On February 27, comments from Mr. George Buckley, the chief executive and chairman of 3M, were featured in an article written for the Financial Times by Hal Weitzman. They were not complimentary. Here’s my executive summary:
- Buckley does not believe what politicians say, but rather what they do. He thinks that President Obama’s instincts are more aligned with Robin Hood than with the principles of capitalism.
- Even though Obama created a “Job and Competitiveness Council” last month, that was stacked with selectively picked executives from major corporations, Buckley asserts that most companies in the United States view our nation is a difficult place to do business. They see Washington’s policies as hostile, overly taxing and excessively regulated.

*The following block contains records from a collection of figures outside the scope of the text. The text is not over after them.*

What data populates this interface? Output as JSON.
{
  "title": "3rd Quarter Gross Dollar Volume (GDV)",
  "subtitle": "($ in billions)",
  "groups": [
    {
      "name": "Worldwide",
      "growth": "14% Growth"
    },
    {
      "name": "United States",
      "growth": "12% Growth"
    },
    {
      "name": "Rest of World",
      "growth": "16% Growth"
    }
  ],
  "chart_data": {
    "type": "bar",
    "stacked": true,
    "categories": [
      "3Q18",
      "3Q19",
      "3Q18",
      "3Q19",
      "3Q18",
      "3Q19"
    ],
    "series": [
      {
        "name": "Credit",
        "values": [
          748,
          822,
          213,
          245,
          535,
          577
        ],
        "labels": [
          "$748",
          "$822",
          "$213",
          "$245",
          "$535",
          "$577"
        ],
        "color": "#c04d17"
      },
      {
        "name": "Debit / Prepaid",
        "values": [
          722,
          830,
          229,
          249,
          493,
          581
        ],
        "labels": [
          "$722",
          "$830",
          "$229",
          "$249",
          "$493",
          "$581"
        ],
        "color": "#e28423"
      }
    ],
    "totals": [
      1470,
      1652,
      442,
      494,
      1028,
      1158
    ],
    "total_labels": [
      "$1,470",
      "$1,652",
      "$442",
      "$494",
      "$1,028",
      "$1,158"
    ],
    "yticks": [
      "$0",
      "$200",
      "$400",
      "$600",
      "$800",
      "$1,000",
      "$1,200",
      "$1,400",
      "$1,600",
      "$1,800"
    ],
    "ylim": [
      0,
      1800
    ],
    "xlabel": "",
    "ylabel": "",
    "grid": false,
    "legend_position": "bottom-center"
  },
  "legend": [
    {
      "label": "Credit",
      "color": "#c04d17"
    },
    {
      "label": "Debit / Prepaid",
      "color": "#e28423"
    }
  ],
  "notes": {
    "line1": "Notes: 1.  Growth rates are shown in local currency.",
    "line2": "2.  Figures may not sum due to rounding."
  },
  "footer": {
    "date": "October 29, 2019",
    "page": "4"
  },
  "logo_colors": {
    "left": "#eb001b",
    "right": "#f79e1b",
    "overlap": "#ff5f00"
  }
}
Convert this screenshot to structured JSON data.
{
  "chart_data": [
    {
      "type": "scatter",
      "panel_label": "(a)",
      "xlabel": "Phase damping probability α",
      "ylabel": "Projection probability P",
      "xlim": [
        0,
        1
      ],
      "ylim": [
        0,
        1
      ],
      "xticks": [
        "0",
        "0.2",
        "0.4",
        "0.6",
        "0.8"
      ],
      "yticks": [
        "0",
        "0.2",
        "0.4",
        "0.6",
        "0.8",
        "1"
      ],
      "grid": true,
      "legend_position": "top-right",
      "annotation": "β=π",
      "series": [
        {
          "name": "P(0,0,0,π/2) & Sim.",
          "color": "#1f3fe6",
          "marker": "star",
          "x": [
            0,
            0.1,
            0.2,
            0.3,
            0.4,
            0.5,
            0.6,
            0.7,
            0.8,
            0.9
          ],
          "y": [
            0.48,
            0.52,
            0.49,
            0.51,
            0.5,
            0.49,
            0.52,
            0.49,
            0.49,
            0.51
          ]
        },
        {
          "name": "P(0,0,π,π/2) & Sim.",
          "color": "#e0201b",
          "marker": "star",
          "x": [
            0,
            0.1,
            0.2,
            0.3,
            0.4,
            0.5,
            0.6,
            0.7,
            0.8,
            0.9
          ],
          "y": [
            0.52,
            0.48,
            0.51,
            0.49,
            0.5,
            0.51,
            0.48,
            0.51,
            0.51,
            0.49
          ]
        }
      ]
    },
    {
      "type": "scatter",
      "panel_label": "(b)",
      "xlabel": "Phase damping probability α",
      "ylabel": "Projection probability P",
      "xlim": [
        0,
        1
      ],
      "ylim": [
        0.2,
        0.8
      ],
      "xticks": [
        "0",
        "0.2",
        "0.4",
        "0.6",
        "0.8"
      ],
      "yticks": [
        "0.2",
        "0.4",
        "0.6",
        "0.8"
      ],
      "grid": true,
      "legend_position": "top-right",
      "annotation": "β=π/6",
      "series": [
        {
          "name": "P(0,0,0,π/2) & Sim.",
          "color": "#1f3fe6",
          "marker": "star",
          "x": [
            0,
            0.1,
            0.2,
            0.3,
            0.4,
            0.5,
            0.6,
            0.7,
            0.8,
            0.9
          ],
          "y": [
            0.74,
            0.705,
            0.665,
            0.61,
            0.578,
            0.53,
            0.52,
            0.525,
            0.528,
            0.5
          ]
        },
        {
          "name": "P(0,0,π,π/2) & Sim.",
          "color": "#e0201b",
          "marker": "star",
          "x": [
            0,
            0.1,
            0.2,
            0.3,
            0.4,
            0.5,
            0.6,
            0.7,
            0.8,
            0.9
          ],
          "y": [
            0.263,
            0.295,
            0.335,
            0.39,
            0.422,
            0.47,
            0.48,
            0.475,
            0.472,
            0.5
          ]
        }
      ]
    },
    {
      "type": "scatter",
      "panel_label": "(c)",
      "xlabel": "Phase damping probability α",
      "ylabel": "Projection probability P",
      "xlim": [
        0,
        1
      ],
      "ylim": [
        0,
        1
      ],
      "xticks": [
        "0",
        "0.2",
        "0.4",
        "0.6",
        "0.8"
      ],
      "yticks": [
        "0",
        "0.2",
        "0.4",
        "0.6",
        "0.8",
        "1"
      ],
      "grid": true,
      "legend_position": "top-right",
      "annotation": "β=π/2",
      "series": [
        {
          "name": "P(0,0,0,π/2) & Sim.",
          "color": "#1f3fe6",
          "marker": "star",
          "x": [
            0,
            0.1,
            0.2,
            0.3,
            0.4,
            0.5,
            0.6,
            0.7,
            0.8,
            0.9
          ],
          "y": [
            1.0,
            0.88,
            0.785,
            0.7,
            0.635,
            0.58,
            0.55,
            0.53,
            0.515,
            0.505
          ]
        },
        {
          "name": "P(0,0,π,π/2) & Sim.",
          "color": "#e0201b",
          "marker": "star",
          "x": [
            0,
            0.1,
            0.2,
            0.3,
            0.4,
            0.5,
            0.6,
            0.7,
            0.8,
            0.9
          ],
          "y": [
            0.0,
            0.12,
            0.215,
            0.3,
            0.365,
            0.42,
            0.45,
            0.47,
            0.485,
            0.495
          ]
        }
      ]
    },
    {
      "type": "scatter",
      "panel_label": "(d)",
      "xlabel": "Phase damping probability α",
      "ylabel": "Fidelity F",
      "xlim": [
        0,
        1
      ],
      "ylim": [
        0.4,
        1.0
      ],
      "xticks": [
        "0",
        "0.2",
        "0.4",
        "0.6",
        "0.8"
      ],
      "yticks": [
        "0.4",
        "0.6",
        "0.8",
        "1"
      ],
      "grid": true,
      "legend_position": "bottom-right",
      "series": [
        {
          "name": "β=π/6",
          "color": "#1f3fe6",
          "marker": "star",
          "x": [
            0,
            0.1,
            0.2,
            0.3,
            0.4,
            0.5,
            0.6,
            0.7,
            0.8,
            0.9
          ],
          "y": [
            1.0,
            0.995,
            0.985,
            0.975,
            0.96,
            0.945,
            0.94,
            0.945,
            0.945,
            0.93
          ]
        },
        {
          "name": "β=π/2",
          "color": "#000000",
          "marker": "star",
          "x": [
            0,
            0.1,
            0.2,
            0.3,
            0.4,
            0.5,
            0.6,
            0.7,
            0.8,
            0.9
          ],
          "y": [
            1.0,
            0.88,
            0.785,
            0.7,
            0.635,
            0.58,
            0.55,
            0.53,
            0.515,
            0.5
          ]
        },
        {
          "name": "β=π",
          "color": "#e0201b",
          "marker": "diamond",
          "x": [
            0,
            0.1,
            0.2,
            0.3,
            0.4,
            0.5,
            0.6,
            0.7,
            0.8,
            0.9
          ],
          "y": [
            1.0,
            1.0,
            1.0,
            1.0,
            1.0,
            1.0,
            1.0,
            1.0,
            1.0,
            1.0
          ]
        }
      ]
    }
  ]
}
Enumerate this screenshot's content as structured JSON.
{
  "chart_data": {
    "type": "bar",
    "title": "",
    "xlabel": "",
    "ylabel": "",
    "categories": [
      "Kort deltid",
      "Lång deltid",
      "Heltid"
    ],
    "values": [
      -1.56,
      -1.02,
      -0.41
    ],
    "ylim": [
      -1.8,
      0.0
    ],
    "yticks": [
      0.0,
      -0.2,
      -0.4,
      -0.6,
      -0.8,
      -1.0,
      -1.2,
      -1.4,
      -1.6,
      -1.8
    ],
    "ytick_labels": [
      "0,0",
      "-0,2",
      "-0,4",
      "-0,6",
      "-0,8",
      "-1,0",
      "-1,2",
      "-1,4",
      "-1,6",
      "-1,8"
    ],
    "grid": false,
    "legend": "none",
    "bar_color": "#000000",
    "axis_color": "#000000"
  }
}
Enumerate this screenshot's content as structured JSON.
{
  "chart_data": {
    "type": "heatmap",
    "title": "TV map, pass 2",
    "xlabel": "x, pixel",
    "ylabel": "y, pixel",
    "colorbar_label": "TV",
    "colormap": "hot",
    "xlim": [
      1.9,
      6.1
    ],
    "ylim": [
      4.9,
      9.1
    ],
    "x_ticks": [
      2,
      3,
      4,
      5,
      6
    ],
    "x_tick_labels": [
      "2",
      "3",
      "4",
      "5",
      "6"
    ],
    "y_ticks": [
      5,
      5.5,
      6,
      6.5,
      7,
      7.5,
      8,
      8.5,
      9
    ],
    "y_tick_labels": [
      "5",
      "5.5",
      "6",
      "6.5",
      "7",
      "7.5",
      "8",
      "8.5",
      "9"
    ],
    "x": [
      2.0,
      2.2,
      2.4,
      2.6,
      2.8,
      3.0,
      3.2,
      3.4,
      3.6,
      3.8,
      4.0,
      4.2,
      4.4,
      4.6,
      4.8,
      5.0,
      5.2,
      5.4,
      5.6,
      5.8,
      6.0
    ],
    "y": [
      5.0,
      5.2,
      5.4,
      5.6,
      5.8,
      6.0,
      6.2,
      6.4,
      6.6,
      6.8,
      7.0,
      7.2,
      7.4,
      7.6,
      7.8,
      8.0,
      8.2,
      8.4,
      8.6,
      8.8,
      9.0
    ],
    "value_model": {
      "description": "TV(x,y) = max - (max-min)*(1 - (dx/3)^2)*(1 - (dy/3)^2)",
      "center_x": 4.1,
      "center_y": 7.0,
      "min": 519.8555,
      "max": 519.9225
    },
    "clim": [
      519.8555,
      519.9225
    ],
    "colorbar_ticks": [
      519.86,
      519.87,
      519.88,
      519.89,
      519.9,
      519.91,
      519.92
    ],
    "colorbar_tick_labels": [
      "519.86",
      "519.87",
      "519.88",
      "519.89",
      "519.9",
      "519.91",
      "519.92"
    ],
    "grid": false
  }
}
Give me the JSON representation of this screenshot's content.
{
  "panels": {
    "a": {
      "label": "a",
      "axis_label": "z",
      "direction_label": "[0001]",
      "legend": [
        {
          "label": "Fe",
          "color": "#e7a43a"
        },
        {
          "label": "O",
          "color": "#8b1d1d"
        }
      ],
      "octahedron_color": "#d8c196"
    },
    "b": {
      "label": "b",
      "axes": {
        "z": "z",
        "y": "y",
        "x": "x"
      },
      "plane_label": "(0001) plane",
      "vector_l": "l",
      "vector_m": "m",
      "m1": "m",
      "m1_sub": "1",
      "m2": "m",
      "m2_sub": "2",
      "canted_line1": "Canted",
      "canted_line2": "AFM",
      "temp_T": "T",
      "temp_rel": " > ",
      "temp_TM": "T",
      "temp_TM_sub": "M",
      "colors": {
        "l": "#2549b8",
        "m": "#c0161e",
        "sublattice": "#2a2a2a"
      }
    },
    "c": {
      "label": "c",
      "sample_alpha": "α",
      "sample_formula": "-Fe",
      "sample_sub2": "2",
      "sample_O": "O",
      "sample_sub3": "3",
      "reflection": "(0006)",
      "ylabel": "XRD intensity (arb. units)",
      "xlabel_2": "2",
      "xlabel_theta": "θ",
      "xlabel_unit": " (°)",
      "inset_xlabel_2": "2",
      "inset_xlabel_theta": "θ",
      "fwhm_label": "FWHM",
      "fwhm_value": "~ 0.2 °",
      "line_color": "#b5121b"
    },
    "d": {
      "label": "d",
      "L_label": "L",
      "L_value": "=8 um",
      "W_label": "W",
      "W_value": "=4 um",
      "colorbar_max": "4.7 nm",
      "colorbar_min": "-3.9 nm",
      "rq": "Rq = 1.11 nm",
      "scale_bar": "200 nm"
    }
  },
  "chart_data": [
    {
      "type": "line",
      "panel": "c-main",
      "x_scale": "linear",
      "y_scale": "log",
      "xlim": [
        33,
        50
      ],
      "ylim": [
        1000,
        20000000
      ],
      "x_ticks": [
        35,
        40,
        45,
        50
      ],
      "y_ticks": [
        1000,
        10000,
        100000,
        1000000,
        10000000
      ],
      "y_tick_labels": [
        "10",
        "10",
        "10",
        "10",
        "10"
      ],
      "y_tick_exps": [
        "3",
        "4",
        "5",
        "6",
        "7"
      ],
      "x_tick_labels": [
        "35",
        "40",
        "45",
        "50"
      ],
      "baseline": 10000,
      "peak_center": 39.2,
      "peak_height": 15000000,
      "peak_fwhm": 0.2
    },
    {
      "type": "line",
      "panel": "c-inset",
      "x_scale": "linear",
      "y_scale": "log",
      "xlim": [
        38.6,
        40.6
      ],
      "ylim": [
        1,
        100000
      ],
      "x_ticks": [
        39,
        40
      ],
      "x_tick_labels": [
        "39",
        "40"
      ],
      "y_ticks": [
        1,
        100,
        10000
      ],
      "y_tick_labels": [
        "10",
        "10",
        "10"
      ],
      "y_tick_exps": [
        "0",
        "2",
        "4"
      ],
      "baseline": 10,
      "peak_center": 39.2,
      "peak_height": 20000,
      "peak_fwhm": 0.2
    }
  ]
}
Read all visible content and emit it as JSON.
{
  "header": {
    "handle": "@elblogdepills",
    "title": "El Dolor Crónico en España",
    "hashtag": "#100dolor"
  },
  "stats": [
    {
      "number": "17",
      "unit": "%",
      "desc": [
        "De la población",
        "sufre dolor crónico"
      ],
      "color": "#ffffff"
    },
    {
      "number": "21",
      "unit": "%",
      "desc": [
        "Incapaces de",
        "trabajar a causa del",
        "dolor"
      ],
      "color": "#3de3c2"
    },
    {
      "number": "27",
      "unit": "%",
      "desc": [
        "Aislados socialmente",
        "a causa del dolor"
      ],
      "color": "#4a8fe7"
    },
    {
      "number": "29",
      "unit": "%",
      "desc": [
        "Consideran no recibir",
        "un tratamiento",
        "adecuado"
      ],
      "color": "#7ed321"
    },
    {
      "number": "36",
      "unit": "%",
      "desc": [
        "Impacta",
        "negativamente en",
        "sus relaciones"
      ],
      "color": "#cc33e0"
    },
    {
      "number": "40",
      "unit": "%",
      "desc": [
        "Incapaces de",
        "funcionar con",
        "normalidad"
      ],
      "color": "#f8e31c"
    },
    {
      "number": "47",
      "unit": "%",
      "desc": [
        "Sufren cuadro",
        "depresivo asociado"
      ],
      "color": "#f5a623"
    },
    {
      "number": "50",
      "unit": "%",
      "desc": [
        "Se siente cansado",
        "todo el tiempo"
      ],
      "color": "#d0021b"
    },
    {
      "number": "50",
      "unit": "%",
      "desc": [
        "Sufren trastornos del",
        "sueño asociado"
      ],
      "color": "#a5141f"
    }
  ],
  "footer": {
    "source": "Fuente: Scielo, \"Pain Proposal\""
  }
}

- He believes politicians tend to forget that companies have a choice regarding whether or not to do business in the United States. Locations such as Canada and Mexico were cited as attractive alternatives, simply because they are more pro-American towards business than this White House.
- Buckley had concerns regarding the difficulty in obtaining visas for highly educated foreign nationals who come to the United States for jobs. As a result, he believes that American businesses have no choice but to export their research efforts overseas to nations such as China, India and Germany.
- Although Buckley acknowledges that there is modest improvement in the macro economic numbers for the United States, he’s more concerned about the micro numbers, citing poor performance in automotive, manufacturing and of course, housing.
Predictably, the new White House spokesperson William Daley fired back a response in the Financial Times on March 1. Daley was “amazed” that the CEO of 3M would characterize Obama as “anti-business. According to this White House representative:
- The federal government has a responsibility to lay foundations for private business. Economic solutions are not being driven by Washington.
- Obama is laying these foundations by reforming America’s education system, as well as spending federal money on transportation and communications systems.
- Obama’s tax incentives on research are key to bolstering American business.
- Obama has cut taxes 40 times.
- Obama produced a “tough budget” that includes a freeze on domestic spending for five years.
- This administration is not overly regulative, but rather, it is knocking down barriers that allow American business to compete with foreign companies. The recent trade agreement with North Korea was cited as an example.
- The president’s policies are moving this country “in the right direction”.
- No one should give Mr. Buckley’s comments any credence because “the stakes are too high”.
Before considering any content, it seems intuitively obvious that the statements of 3M’s Chairman and CEO would have more validity than the statements of the White House spokesperson. But when content is considered, that assumption is validated. To argue a position which paints Obama as a cost-conscious, tax-cutting, pro-business president who prefers grass-root economic solutions to federal micromanagement is the height of lunacy. Every single point cited by Daley is exactly 180° opposite of reality.
For example, the president’s Asian tour failed on virtually every objective. The Obma White House Diaries article dated November 15 entitle “In Your Dreams, Mr. President” republished this piece of news from AP:
“But the narrative soured once Obama arrived in Seoul, South Korea, for a meeting of the Group of 20 developed and emerging economies. Obama failed to achieve a free-trade deal with Korea that was to have been the biggest trophy of his trip, and instead of banding with America against China’s currency manipulation, several countries aligned themselves against the U.S.”
“The limits of America’s — and Obama’s — influence was on painful display as the G-20 failed to produce specific action against China’s currency undervaluation and Obama instead fielded questions about the wisdom of the Federal Reserve’s recent move to stimulate the U.S. economy through a $600 billion purchase of Treasury bonds, which is expected to inflate the value of the dollar.”
And Obama’s so-called “tough budget” was a laughing stock and openly acknowledged as and embarrassment by politicians on both sides of the aisle. Even Timothy Geithner admitted to Congress recently that under the rosiest of projections, the president’s budget would continue to increase the federal debt for the next 10 years. He failed to mention, however, that Obama’s numbers are simply unsustainable.
It must be difficult for chief executives of major US corporations to listen to the hollow rhetoric coming from this administration, let alone some bold-faced lies. It must also be difficult for corporate leaders to decide whether to appease this president and his socialistic agenda or to come out swinging in defense of American interests. Those interests include opportunity and prosperity as opposed to Obama’s vision of control and austerity, at least for the masses. Washington elite appear to be exempt.
Appeasement of Obama’s agenda may benefit some US companies in the short-term, but in my humble opinion, the true patriots include the CEO’s who come out swinging. Thank you, 3M.